Agentic coding workflows. How to structure a project so an AI coding partner can be effective. When to plan vs instruct. Which models to use when, and how to test and debug when you don't fully understand what's wrong. After chatting with some fellow designers about the experience, I decided to put together and share a presentation on the topic — Claude Code for Designers — a public repo on GitHub, made (of course) with Claude Code.
Where AI coding falls short. It's not magic. The AI doesn't understand your product the way you do. It can lose track of context over long sessions, and sometimes introduces new bugs while fixing existing ones. It also has no taste. It'll build something that technically works but looks terrible. Having design sense turned out to be a real advantage here, even in a project where I was deliberately trying not to design.

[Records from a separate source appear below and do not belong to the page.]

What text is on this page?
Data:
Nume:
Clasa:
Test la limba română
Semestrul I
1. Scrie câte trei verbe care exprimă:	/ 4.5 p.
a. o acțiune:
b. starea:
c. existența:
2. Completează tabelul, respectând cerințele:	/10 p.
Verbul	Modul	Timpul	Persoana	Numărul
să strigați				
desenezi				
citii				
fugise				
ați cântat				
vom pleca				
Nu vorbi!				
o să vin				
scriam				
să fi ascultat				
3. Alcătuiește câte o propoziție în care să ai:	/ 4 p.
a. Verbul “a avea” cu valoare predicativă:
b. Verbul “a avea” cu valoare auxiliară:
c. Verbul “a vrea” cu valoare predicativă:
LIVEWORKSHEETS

Shipping is its own skill. There's a meaningful difference between "the app works on my phone" and "the app is on the App Store." Subscription configuration, privacy policies, App Review guidelines, screenshot requirements, and more. A set of tasks that have nothing to do with building the product, but are nonetheless required to get it into the world.
Final thoughts
As I write this in early 2026, there's a lot of fear in the air surrounding AI and tech-industry job loss. I understand that fear and feel it myself, but at the same time I'm incredibly excited for the future. This project was absolutely invigorating for me — the type of thing I would work on over the weekend. It scratched my itch for development, and my head is swimming with the possibilities of what could come next. There's never been a better time to be a product person. Hopefully we'll be able to look back on this moment in time with fondness, as the beginning of an explosion of creativity.